コロシアイ

コマ・スペルンギルド

「ぐあ・・・っ!」


ドシャアッ!!
派手な音を辺りに響かせ、僕、コマ・スペルンギルドは吹き飛ばされて地面を転がる。

「ぐぅ・・・っ!」

右腕に2本、見慣れない暗器―確かシュリケンとか言っただろうか―が突き刺さっていた。
片膝をついたまま、腕に刺さったシュリケンを強引に抜き取る。
溢れ出る血を押さえつつ、視線を元に戻す。その先には・・・帝国の将軍が一人。


「ほぉ〜、あんだけの数の手裏剣やったんに、喰らったんはたったの2発かい。
 アンタ、なかなかやるやないけ」

戦場には場違いとも言えるような明るい口調で男は言う。

「そっちこそ・・・。アータ・・・フィアーテさん、でしたっけ」
「おっ、もう覚えてくれたん? 嬉しーわぁ。
 そーいや、アンタの名前、まだ聞いてへんかったな? 教えてくれへん?」
「・・・コマ・・・スペルンギルド」
「ふーん。そういや、その編み笠は取らんのん?」
「僕、シャイなモンで♪」
「あっはっは! アンタおもろいな♪」
「そりゃどーも♪」
「殺さなアカンのがもったいないわ。
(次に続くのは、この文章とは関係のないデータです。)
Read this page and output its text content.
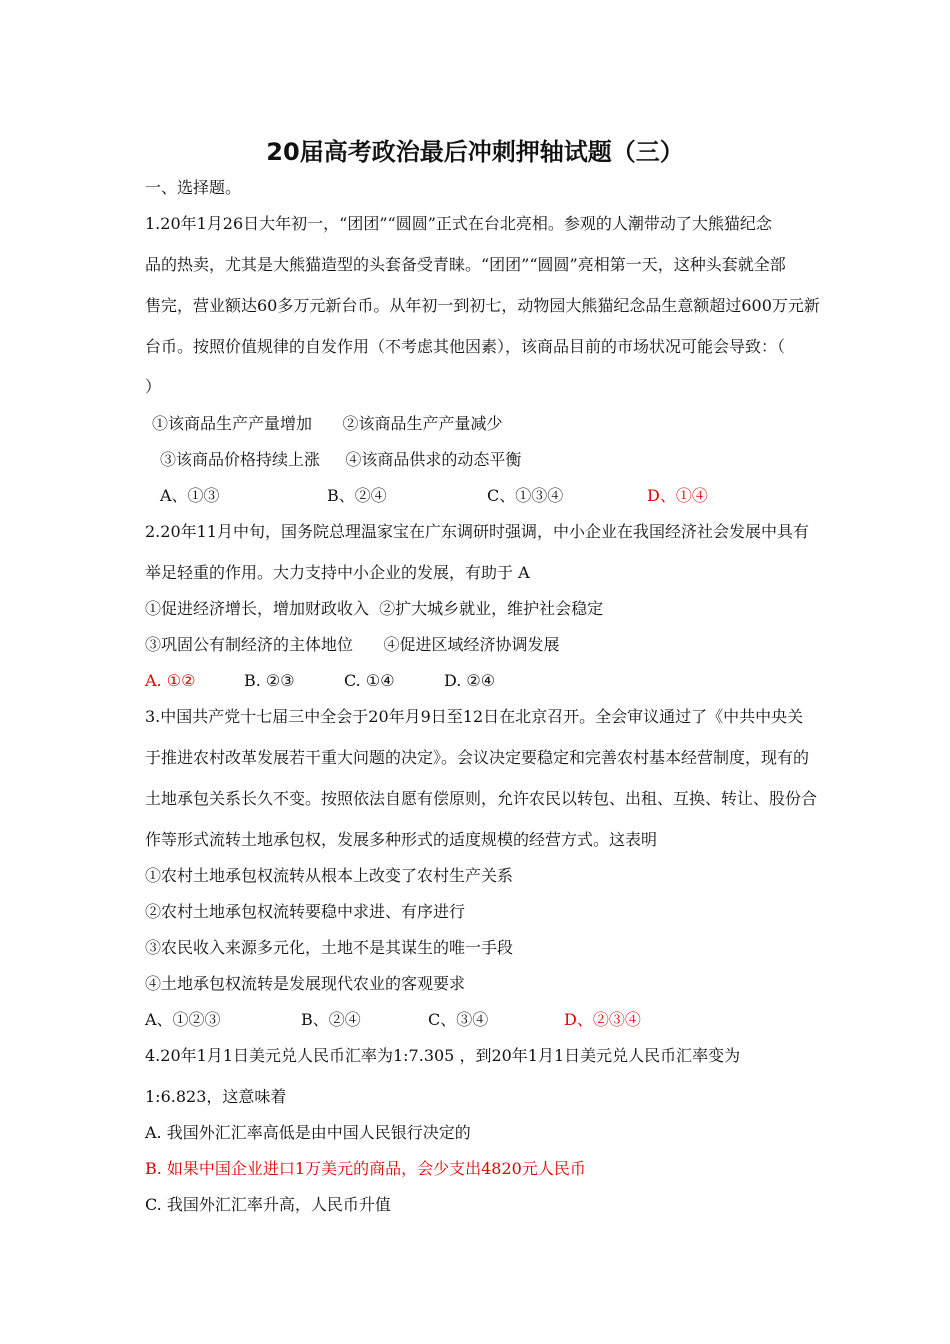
20届高考政治最后冲刺押轴试题（三）
一、选择题。
1.20年1月26日大年初一，“团团”“圆圆”正式在台北亮相。参观的人潮带动了大熊猫纪念
品的热卖，尤其是大熊猫造型的头套备受青睐。“团团”“圆圆”亮相第一天，这种头套就全部
售完，营业额达60多万元新台币。从年初一到初七，动物园大熊猫纪念品生意额超过600万元新
台币。按照价值规律的自发作用（不考虑其他因素），该商品目前的市场状况可能会导致：（
）
①该商品生产产量增加      ②该商品生产产量减少
③该商品价格持续上涨     ④该商品供求的动态平衡
A、①③	B、②④	C、①③④	D、①④
2.20年11月中旬，国务院总理温家宝在广东调研时强调，中小企业在我国经济社会发展中具有
举足轻重的作用。大力支持中小企业的发展，有助于 A
①促进经济增长，增加财政收入  ②扩大城乡就业，维护社会稳定
③巩固公有制经济的主体地位      ④促进区域经济协调发展
A. ①②	B. ②③	C. ①④	D. ②④
3.中国共产党十七届三中全会于20年月9日至12日在北京召开。全会审议通过了《中共中央关
于推进农村改革发展若干重大问题的决定》。会议决定要稳定和完善农村基本经营制度，现有的
土地承包关系长久不变。按照依法自愿有偿原则，允许农民以转包、出租、互换、转让、股份合
作等形式流转土地承包权，发展多种形式的适度规模的经营方式。这表明
①农村土地承包权流转从根本上改变了农村生产关系
②农村土地承包权流转要稳中求进、有序进行
③农民收入来源多元化，土地不是其谋生的唯一手段
④土地承包权流转是发展现代农业的客观要求
A、①②③	B、②④	C、③④	D、②③④
4.20年1月1日美元兑人民币汇率为1:7.305 ，到20年1月1日美元兑人民币汇率变为
1:6.823，这意味着
A. 我国外汇汇率高低是由中国人民银行决定的
B. 如果中国企业进口1万美元的商品，会少支出4820元人民币
C. 我国外汇汇率升高，人民币升值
ま、アンタの事は覚えとくわ。
 アンタ、なかなかおもろかったで!」

言うが早いか、フィアーテは手にしたロングソードで斬りかかって来た。

「くっ!」

それを確認した僕は、一歩後ろに飛び退いて氷の盾を作り出し、
同時に空中に向かって魔力を送る。

「無駄や! アンタの攻撃はもう見切っとる!」

ガキィン!

フィアーテの一撃をなんとか受け止め、つばぜり合いのような格好になる。
が、先に受けた傷のせいで力が入らない。

「うあっ・・・くぅ・・・!」
「往生際悪いなぁ・・・大人しゅうしとけば楽に死ねるんやで・・・?」
「悪いけど・・・僕はまだ死ねない・・・。会いたい人がいるんでね・・・!」
「ほぉ・・・? けど、そないな甘い事言っとるようじゃ、アンタ長生き出来へんで・・・!」
「それは・・・どうかな・・・!?」

と、その時。

ポツッ・・・。

「ん? 何や? ・・・雨?」

突如空から雨が降ってきた。
しかし空には雨雲一つ無い晴天が広がっている。

「まさか・・・!?」
「もう・・・遅いッスよ・・・☆ミ」

いきなり局地的な豪雨が襲ってきた。
更にその雨は、フィアーテの周りにしか降っていない。

「ちぃ、なんやコレ!?」

と、僕はその隙を逃さずにつばぜり合いから抜け出し距離を取る。
更にトドメに、周囲に魔力を飛ばした。
途端に、辺りに濃霧が立ち込める。

「この雨といい霧といい・・・アイツの仕業っちゅーわけか・・・。
 ただの氷魔法使いかと思うとったが・・・こんな事も出来たんかい」

豪雨と濃霧が晴れた頃には、コマの姿はどこにもなかった。

「ホンマにおもろいやっちゃで。機会があったら、またやりたいわぁ」

剣を鞘に収めつつ、フィアーテは呟いた。


一方その頃。
何とか作った隙をついて、僕は脱兎の如く逃げ出していた。
自分の陣営はすぐ近くだ。

「これが・・・殺し合いか・・・」

戦闘してみて分かった。
あの人は完全に僕の実力を上回っていた。
あのまま闘っていたら、完全に僕は殺られていただろう。
人を殺した事がある者とない者の差、か・・・。

それにしてもイチかバチかの作戦だったが、上手くいってラッキーだった。
雨や霧を作るといった能力は、元々僕にはない。
以前水使いのヴェルナ将軍と模擬戦をやった時にやられた事を
そのまま真似してみたのだが・・・。

「まだまだ僕の力も発展途上なわけね・・・」

不意に、先の戦いで受けた右腕の傷が疼いた。